Paella is one of the most international of all Spanish dishes. It’s a dish like no other, but it also has a multitude of interpretations throughout the world. However, the original recipe comes from the Valencia Region in the east of the country. Its main ingredients include vegetables (tomatoes, green beans and white beans), meat (usually chicken) and rice. You have to prepare it with love and follow all the steps to the letter to enjoy its delicious flavour.
Of course, wine is an ideal complement for enjoying good paella. This versatility of this dish has triggered a wide variety of versions that fall into three different categories: meat, seafood and mixed.
- Paella with meat: Tempranillo young red. Its youthful, fruity flavour will match this dish perfectly.
- Seafood paella: young white Verdejo. This variety has a great reputation in La Mancha, giving rise to very aromatic wines that are perfect for drinking with seafood paella.
- Mixed paella: Grenache rosé or Airén white. They’re ideal for this combination of seafood and meat. Their great intensity and freshness make them the best companions for this dish.

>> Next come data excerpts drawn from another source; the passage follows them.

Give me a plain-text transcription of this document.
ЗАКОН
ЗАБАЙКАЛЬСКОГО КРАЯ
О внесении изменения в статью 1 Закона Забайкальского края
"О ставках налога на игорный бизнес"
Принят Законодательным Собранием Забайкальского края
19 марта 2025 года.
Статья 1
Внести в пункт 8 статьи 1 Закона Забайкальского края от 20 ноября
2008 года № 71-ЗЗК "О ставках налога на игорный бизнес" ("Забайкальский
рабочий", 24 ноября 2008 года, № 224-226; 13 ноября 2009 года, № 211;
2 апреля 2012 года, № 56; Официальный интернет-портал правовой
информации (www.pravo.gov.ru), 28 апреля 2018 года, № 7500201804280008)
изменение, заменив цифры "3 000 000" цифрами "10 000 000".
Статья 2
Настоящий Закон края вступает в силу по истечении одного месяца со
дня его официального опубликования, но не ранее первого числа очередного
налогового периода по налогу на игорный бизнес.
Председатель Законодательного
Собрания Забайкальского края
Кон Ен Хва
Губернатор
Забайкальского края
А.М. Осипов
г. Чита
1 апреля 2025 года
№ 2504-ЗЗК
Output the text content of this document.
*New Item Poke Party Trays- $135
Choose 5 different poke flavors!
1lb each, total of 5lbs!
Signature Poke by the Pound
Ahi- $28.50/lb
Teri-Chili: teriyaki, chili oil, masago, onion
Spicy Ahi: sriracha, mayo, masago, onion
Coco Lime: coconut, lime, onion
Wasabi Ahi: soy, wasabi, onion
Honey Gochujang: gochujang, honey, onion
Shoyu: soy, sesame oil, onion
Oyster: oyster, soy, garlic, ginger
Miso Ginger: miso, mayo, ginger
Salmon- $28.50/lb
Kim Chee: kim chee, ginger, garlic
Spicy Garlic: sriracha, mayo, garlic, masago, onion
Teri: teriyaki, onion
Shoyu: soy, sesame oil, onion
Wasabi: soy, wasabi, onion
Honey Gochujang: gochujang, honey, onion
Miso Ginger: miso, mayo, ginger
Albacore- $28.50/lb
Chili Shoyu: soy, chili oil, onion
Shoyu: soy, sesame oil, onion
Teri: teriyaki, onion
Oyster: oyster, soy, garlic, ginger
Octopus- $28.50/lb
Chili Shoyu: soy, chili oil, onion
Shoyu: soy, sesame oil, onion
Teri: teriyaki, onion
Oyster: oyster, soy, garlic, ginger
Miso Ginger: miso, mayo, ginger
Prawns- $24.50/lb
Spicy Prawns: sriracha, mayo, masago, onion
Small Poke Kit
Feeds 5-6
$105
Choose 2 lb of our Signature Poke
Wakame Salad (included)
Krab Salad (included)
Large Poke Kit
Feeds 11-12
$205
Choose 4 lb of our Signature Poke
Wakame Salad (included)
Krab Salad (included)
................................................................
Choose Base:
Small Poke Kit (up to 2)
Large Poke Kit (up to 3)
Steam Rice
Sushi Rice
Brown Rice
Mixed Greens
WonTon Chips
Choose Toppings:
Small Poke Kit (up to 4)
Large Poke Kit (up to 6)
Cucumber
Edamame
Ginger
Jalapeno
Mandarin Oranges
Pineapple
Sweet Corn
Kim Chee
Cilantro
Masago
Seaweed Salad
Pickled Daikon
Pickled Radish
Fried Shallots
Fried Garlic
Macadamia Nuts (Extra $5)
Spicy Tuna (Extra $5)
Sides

There’s no doubt that tapas are one of the country’s great gastronomic attractions. One of the most popular is the potato omelette, also known as Spanish omelette, whose flavour and texture have conquered palates across the world. Plus, like paella, it comes in an almost endless number of versions, adapted to suit everyone’s tastes. However, the two most popular versions in Spain are the potato omelette either with or without onion.
One of its ingredients, eggs, means it’s tricky but not impossible to find the perfect pairing. The huge variety of wines found in the La Mancha Designation of Origin allows you to find the perfect one.

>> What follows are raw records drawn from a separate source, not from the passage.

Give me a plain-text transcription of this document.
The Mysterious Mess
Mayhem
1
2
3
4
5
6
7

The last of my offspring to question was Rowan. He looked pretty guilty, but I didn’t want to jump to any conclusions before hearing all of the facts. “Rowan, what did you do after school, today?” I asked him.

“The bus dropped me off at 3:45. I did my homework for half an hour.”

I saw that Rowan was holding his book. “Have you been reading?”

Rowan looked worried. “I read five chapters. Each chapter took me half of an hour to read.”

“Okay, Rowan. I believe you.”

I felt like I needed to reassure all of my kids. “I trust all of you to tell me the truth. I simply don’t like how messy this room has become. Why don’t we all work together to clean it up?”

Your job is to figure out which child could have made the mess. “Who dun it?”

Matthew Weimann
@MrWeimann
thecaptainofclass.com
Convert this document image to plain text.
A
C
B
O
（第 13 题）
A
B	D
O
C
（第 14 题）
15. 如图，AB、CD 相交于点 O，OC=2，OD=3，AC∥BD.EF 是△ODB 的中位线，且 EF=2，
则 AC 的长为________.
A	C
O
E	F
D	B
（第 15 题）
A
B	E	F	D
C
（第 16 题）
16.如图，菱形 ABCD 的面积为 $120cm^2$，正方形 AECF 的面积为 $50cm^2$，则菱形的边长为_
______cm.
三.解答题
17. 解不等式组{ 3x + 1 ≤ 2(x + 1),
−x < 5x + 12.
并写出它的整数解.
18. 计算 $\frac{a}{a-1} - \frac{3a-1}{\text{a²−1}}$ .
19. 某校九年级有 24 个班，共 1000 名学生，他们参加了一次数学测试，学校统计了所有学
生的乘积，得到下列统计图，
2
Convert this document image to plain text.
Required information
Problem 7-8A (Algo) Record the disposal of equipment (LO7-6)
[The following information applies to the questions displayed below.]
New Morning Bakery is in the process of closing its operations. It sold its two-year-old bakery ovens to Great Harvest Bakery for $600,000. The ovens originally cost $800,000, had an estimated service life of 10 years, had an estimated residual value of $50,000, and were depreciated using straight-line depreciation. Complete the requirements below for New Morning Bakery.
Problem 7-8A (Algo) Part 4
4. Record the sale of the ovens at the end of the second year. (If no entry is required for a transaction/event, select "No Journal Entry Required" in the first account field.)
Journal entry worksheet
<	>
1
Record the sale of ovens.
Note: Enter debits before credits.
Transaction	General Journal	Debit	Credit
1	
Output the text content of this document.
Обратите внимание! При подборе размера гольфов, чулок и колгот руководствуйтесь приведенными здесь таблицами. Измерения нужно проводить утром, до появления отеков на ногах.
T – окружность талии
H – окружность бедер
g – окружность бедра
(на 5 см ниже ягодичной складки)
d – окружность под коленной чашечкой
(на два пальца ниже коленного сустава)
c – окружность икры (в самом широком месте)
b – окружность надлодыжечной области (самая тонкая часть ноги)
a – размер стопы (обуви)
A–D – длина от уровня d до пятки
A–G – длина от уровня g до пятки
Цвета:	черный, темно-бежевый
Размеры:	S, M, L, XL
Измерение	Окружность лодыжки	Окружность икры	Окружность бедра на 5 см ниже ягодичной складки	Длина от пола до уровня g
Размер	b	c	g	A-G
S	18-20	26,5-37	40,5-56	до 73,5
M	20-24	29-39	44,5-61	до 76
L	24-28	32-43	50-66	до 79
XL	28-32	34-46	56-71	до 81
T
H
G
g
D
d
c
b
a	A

- For omelette without onion, the ideal accompaniment is a traditional white, red or rosé wine; in other words, a wine somewhere between young and aged that has been stored in a tank or clay vessel.
- For the omelette with onion, it’s best to opt for a red wine aged in the barrel. This means that the strong flavour of the onion will be offset by the intensity of these kinds of wines. You could go for a coupage of Tempranillo and Cabernet Sauvignon varieties.
Iberico or Serrano ham
This is an exceptional and delicious product that no Spanish pantry can be without. It’s also a classic in the country’s bars and restaurants, usually eaten as a starter before other heartier dishes. As well as its addictive flavour, it has very beneficial health-giving properties. In Spain, ham comes in two types: Iberico, if it comes from the Iberico pig breed, and Serrano, if it comes from white pigs.

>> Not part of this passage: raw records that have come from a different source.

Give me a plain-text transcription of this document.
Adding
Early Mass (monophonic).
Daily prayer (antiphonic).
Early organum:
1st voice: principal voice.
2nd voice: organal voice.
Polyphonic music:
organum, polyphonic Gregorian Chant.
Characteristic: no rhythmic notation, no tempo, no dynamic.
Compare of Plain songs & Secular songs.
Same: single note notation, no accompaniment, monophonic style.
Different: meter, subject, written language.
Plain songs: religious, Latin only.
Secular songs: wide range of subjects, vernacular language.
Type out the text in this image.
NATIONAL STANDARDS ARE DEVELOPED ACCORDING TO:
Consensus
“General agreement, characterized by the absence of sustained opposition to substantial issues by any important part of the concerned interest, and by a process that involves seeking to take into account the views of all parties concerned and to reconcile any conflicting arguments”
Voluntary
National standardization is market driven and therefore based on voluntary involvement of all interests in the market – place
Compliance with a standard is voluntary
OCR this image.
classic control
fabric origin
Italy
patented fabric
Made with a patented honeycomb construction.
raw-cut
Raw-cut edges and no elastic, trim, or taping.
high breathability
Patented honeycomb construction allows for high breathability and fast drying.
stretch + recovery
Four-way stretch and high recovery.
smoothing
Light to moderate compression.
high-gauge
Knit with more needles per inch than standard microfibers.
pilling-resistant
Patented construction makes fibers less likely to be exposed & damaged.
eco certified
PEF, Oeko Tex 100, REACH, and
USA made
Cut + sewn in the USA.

Both products are fantastically high quality, so you need to harmonise them with equally great wines. So, any ham, whether Iberico or Serrano, has a Manchego wine that’s up to the task. Cut preferably into very thin slices, you can try it with its traditional pairing, a red wine, or innovate with an exquisite La Mancha sparkling wine. These are certainly gourmet pairings that you’ll want to repeat again and again.
This is probably the least international dish on this list, but it’s essential to Spanish gastronomy. It consists of a portion of a béchamel-based mixture featuring various types of ingredients according to preference, then coated with breadcrumbs and fried. The result is an intense and creamy flavour inside a surprising crunchy outer layer, and you won’t be able to stop eating. Plus, each type of croquette must be properly paired.
For example, ham croquettes demand structured wines with a notable tannin content, like a young Syrah or Tempranillo red wine, whereas chicken croquettes, being lighter on the palate, can be accompanied by a good sparkling wine. Cod croquettes can go well with a young or cask-aged Chardonnay, while boletus and cheese croquettes, because of their strong flavour, require powerful wines, such as a Tempranillo Crianza or Reserva.
Don’t forget that both the meals and the wines must be of the highest quality. So make sure you use top quality ingredients and choose the best wines, the ones with a back label that bears the La Mancha Designation of Origin seal.